A few weeks back a select group of Hong Kong residents chose Leung Chun-ying (by a majority that doesn’t come close to the previous election landslides) to be the SAR’s third Chief Executive. So what is the fresh blood in LegCo going to mean for Hong Kong and in particular its sometimes volatile, always crucial property market? Probably not a great deal, at least not yet.

“Based on research from past CEs, Tung Chee-hwa and Donald Tsang, after they came on board volumes fell in the following six to twelve months,” explains Ricky Poon, executive director of residential sales at Colliers International. Monthly residential sales transactions when Tung took office in 1997 sat at around 15,000. In 2005 for Tsang the figure was roughly 11,000. At the six-month mark in both their terms transactions plummeted to fewer than 5,000. Of course, the financial crisis of ’08 affected numbers for Tsang, but Poon expects a similar pattern to emerge this year too. Currently, approximately 8,000 transactions are carried out monthly.

“The main reason is the ‘What are they going to do?’ idea. What’s the new plan? Are they going to change the government or leave it the way it is? It’s actually a very sensitive question and a lot of people are going to adopt the wait-and-see attitude,” says Poon.

Regardless of the minor housing renaissance happening right now, Colliers, DTZ and Centaline among others all predict pricing and rental rate drop-offs this year. The new stamp duty (introduced at the end of 2010), a concerted effort by government to increase residential supply, lowering of loan-to-value ratios by banks and the knock-on effects of the ongoing debt crisis in Europe are making purchasers cautious and refocusing sales on end-users. After a slow few months between June 2011 and January 2012 — a 50 percent decrease in sales over the period — things took a turn for the better in February. The anomaly in that formula: luxury transactions in excess of $80 million remain below the long-term average. Poon thinks the sudden spike has more to do with pent-up buying energy and low mortgage rates offered by some banks early in the year. Naturally, that led to renewed confidence (meaning prices hikes) for sellers, and in turn softening interest by purchasers.

Couple that with a new administration and it brings the investment property market to a near halt. Eighty-five percent of prospective buyers right now are end-users — up-graders, expatriate residents, Mainland residents and industrialists. That begs the question of what kind of environment investors may be looking for. No matter who winds up in the White House in November, things aren’t going to change radically in the US. Democrat or Republican, the country remains a stable, safe haven for wealth and investment, and a major shift in quality of life is unlikely. There’s been a lot of buzz about Leung’s hard-line views and rumours he’s keen to position Hong Kong more like Singapore. Should investors (and residents) be worried about a major sea change? Again, not yet. Knight Frank’s just-released The Wealth Report 2012 has Hong Kong holding steady near the top of the list for desirable investment locations.

“We’ve seen a lot of different institutions, funds, investors come over here, globally speaking.
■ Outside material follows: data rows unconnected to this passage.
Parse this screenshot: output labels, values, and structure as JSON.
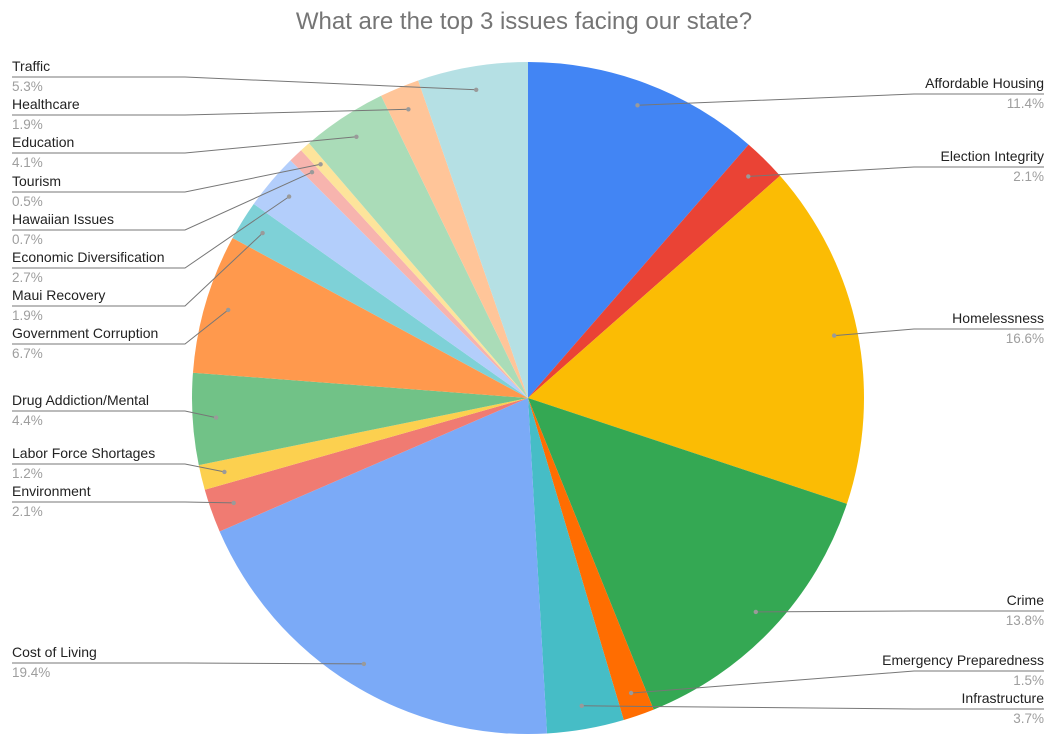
{
  "chart_data": {
    "type": "pie",
    "title": "What are the top 3 issues facing our state?",
    "start_angle_deg": 0,
    "direction": "clockwise",
    "slices": [
      {
        "label": "Affordable Housing",
        "value": 11.4,
        "display": "11.4%",
        "color": "#4285f4",
        "side": "right"
      },
      {
        "label": "Election Integrity",
        "value": 2.1,
        "display": "2.1%",
        "color": "#ea4335",
        "side": "right"
      },
      {
        "label": "Homelessness",
        "value": 16.6,
        "display": "16.6%",
        "color": "#fbbc04",
        "side": "right"
      },
      {
        "label": "Crime",
        "value": 13.8,
        "display": "13.8%",
        "color": "#34a853",
        "side": "right"
      },
      {
        "label": "Emergency Preparedness",
        "value": 1.5,
        "display": "1.5%",
        "color": "#ff6d01",
        "side": "right"
      },
      {
        "label": "Infrastructure",
        "value": 3.7,
        "display": "3.7%",
        "color": "#46bdc6",
        "side": "right"
      },
      {
        "label": "Cost of Living",
        "value": 19.4,
        "display": "19.4%",
        "color": "#7baaf7",
        "side": "left"
      },
      {
        "label": "Environment",
        "value": 2.1,
        "display": "2.1%",
        "color": "#f07b72",
        "side": "left"
      },
      {
        "label": "Labor Force Shortages",
        "value": 1.2,
        "display": "1.2%",
        "color": "#fcd04f",
        "side": "left"
      },
      {
        "label": "Drug Addiction/Mental",
        "value": 4.4,
        "display": "4.4%",
        "color": "#71c287",
        "side": "left"
      },
      {
        "label": "Government Corruption",
        "value": 6.7,
        "display": "6.7%",
        "color": "#ff994d",
        "side": "left"
      },
      {
        "label": "Maui Recovery",
        "value": 1.9,
        "display": "1.9%",
        "color": "#7ed1d7",
        "side": "left"
      },
      {
        "label": "Economic Diversification",
        "value": 2.7,
        "display": "2.7%",
        "color": "#b3cefb",
        "side": "left"
      },
      {
        "label": "Hawaiian Issues",
        "value": 0.7,
        "display": "0.7%",
        "color": "#f7b4ae",
        "side": "left"
      },
      {
        "label": "Tourism",
        "value": 0.5,
        "display": "0.5%",
        "color": "#fde49b",
        "side": "left"
      },
      {
        "label": "Education",
        "value": 4.1,
        "display": "4.1%",
        "color": "#aadcb8",
        "side": "left"
      },
      {
        "label": "Healthcare",
        "value": 1.9,
        "display": "1.9%",
        "color": "#ffc599",
        "side": "left"
      },
      {
        "label": "Traffic",
        "value": 5.3,
        "display": "5.3%",
        "color": "#b5e0e4",
        "side": "left"
      }
    ],
    "legend": "none",
    "label_style": "leader-lines with label and percentage"
  }
}
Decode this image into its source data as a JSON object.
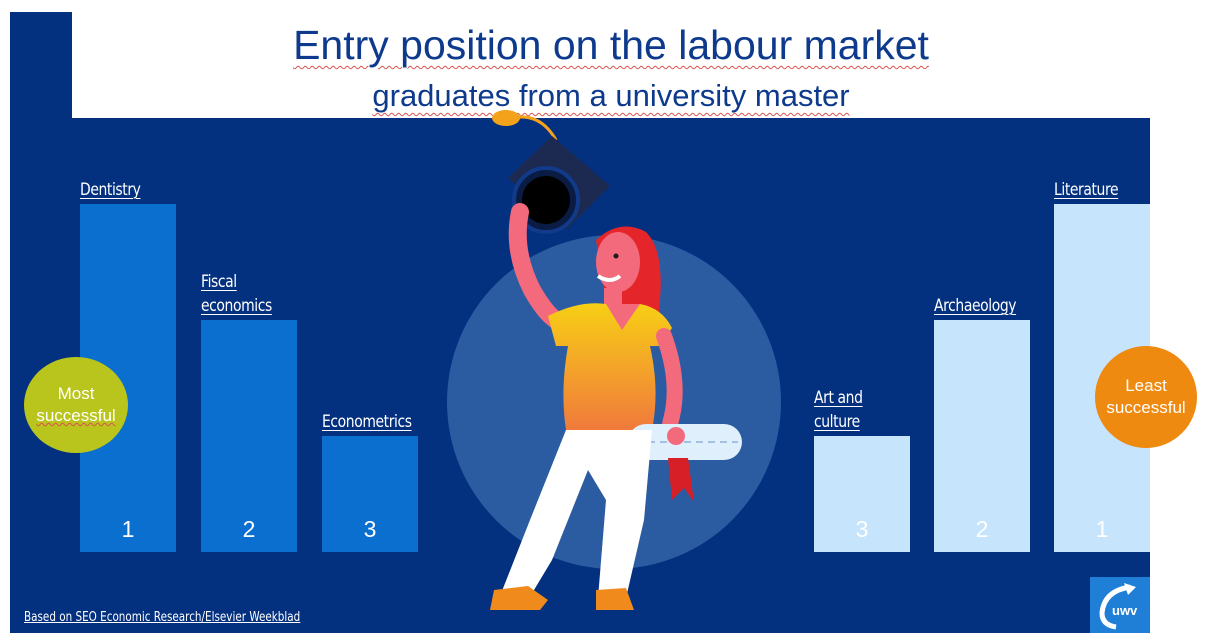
{
  "title": "Entry position on the labour market",
  "subtitle": "graduates from a university master",
  "source": "Based on SEO Economic Research/Elsevier Weekblad",
  "logo_text": "uwv",
  "colors": {
    "background": "#03307f",
    "most_bars": "#0a6fce",
    "least_bars": "#c6e4fb",
    "most_badge": "#b9c51c",
    "least_badge": "#ef8a10"
  },
  "chart_data": [
    {
      "type": "bar",
      "group": "Most successful",
      "categories": [
        "Dentistry",
        "Fiscal economics",
        "Econometrics"
      ],
      "ranks": [
        1,
        2,
        3
      ],
      "category_lines": [
        [
          "Dentistry"
        ],
        [
          "Fiscal",
          "economics"
        ],
        [
          "Econometrics"
        ]
      ],
      "values": [
        3,
        2,
        1
      ],
      "badge_lines": [
        "Most",
        "successful"
      ]
    },
    {
      "type": "bar",
      "group": "Least successful",
      "categories": [
        "Art and culture",
        "Archaeology",
        "Literature"
      ],
      "ranks": [
        3,
        2,
        1
      ],
      "category_lines": [
        [
          "Art and",
          "culture"
        ],
        [
          "Archaeology"
        ],
        [
          "Literature"
        ]
      ],
      "values": [
        1,
        2,
        3
      ],
      "badge_lines": [
        "Least",
        "successful"
      ]
    }
  ]
}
CY is a tough guy, no doubt, but I don’t think he’s going to make big changes,” Poon theorises. “He doesn’t want to be a second Tung Chee-hwa. He doesn’t want half a million people in the streets. I don’t think he’ll make huge changes unless property prices keep going up. Like in 2009 or ’10 — 20 percent, 30 percent.” Based on Colliers’ research, Poon is expecting reasonable corrections of around 10-15 percent in the next nine to 12 months, and 30 percent over the next few years to bring volumes and prices more in line with rates from the late-’90s.

For now all signs point to staying the course. In addition to transactions and prices being off, mortgages are predicted to begin trending upwards, and leasing demand will weaken. The luxury sector will remain quiet: there were zero $100 million sales in February and sales over $10 million were down 65 percent. So it appears the new boss will indeed by like the old boss, with no changes “At least not for six to 12 months,” finishes Poon. “We have to observe [the patterns].” Because those 500,000 demonstrators loom large.